La decisión de convertir a Bad Bunny en el protagonista del descanso de la Superbowl ha abierto una nueva batalla cultural en Estados Unidos. En paralelo al espectáculo oficial de la NFL, el movimiento MAGA ha impulsado un concierto alternativo que se retransmitirá a la misma hora y que se presenta como una respuesta directa a la elección del artista puertorriqueño. La iniciativa es idea de Turning Point USA, una organización creada por Charlie Kirk y vinculada al universo trumpista, y se ha anunciado como una propuesta “totalmente americana” ante un show que sectores de la derecha consideran alejado de sus valores.

El espectáculo, bautizado como The All American Halftime Show, se podrá seguir a través de redes sociales y diversas plataformas de comunicación conservadoras mientras millones de espectadores miran el partido. Turning Point USA defiende que no se trata solo de una alternativa musical, sino de una contraprogramación con un mensaje claro, pensada para un público que no se siente representado por el protagonismo de un artista latino que canta íntegramente en español y que ha expresado posiciones críticas con las políticas migratorias de los Estados Unidos

Rechazo conservador al protagonismo de Bad Bunny

El anuncio de Bad Bunny como cabeza de cartel del descanso de la Superbowl ha generado una ola de críticas entre sectores del trumpismo, que han calificado al cantante de “antipatriota” por sus declaraciones contra las redadas de inmigración y por haber expresado preocupación por la seguridad de sus fans en Estados Unidos. También se ha cuestionado que el castellano tenga un papel central en uno de los eventos televisivos más vistos del país y del mundo. El rechazo ha llegado hasta el punto de reclamar públicamente su reemplazo, una petición que no ha prosperado, pero que ha servido de detonante para activar el concierto alternativo.

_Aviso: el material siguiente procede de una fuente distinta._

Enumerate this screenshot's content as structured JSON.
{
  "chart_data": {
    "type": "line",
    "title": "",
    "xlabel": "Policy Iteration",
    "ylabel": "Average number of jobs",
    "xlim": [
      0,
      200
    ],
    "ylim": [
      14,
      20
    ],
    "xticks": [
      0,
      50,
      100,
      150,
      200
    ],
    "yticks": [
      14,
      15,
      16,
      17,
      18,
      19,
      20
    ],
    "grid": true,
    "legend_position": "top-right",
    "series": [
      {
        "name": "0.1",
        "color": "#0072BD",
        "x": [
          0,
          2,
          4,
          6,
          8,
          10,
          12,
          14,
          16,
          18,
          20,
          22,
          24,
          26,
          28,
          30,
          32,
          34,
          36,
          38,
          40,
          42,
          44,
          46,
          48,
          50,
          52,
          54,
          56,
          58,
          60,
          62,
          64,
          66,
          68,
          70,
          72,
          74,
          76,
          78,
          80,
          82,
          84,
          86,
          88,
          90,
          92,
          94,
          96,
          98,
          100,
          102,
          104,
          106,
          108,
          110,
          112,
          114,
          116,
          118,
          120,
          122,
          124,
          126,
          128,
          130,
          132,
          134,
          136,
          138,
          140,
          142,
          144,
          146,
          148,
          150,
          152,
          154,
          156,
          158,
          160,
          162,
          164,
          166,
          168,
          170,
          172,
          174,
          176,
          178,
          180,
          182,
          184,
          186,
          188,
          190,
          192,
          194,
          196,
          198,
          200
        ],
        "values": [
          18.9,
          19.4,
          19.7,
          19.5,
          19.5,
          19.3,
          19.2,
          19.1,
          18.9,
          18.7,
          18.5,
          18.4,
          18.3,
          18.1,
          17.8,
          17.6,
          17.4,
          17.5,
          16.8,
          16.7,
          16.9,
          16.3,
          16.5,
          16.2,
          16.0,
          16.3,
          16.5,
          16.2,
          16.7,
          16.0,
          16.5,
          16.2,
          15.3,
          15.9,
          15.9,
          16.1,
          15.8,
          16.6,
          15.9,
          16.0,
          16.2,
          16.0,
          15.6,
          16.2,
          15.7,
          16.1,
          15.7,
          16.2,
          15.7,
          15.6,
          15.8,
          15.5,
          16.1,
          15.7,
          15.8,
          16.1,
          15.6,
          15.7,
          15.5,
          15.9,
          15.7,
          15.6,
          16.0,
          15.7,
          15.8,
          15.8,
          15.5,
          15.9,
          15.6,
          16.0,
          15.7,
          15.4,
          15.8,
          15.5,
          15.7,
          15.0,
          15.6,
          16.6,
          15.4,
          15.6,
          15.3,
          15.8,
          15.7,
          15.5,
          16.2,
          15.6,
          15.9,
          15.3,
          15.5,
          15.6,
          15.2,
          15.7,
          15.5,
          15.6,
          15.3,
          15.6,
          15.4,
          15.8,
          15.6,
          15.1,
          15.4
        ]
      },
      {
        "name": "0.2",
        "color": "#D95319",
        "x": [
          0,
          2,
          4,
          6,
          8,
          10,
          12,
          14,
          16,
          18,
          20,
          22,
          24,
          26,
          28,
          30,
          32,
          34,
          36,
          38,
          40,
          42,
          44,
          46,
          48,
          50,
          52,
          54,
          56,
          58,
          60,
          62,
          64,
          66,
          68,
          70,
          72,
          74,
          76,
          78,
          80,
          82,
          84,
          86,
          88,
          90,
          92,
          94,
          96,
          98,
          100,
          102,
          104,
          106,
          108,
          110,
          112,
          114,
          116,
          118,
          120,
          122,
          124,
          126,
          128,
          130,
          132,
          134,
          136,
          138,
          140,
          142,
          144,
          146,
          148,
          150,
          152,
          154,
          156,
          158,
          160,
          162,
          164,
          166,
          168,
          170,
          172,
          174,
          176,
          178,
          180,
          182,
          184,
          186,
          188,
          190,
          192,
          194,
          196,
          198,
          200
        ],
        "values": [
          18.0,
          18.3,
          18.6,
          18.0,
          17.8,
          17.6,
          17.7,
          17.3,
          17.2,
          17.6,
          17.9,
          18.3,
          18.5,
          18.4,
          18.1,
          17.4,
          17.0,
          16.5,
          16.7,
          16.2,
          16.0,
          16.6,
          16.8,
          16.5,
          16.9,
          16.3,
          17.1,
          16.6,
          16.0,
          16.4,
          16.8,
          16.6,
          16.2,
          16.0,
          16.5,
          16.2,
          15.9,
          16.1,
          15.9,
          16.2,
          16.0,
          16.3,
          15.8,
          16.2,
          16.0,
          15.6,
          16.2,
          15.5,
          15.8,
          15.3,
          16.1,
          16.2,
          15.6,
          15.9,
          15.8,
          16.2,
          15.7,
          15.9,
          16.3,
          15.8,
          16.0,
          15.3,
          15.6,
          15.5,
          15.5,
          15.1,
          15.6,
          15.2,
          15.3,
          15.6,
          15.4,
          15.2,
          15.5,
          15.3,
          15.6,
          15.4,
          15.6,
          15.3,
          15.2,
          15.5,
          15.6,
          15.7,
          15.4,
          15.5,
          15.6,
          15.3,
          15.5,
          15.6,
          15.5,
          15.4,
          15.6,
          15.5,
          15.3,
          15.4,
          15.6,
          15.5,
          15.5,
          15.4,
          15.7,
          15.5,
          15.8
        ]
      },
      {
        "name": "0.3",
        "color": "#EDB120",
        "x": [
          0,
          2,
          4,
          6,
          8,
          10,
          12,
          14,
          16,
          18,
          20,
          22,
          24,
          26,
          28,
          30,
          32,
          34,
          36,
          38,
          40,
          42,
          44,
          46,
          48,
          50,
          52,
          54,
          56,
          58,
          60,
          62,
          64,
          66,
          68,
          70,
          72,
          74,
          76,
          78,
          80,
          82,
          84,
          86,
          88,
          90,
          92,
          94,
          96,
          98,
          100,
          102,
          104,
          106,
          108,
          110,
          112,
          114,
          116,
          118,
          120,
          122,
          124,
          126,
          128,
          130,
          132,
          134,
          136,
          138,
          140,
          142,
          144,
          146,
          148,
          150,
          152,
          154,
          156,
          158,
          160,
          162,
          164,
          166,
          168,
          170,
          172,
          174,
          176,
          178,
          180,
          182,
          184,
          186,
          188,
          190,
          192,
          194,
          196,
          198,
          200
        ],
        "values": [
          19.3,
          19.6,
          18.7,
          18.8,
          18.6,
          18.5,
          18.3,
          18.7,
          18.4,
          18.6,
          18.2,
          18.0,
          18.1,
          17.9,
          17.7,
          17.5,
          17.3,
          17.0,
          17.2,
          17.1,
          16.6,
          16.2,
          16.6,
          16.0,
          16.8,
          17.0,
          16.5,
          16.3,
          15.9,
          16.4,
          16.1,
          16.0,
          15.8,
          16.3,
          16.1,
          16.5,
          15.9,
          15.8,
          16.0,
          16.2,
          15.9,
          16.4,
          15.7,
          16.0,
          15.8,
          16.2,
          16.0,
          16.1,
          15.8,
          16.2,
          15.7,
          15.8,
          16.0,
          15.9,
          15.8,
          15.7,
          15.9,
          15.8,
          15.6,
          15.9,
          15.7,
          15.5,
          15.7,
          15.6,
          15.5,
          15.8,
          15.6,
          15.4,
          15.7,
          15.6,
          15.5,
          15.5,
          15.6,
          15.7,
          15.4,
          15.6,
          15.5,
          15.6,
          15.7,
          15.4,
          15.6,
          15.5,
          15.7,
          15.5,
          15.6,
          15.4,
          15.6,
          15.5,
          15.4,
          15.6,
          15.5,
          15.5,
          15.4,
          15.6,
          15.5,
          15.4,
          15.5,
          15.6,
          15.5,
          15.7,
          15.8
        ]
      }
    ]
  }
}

El trumpismo traslada su guerra cultural al escenario de la Superbowl

Detrás del proyecto está Turning Point USA, entidad fundada por Charlie Kirk, asesinado en septiembre de 2025, y actualmente una de las plataformas más influyentes entre los jóvenes conservadores. Su portavoz, Andrew Kolvet, ha defendido el evento asegurando que “The All American Halftime Show es una oportunidad para que todos los estadounidenses disfruten de un espectáculo de descanso sin ningún otro propósito que celebrar la fe, la familia y la libertad”. Con esta iniciativa, el trumpismo traslada su guerra cultural al escenario de la Superbowl, convirtiendo el descanso del partido en un nuevo campo de batalla simbólico entre dos visiones opuestas de los Estados Unidos.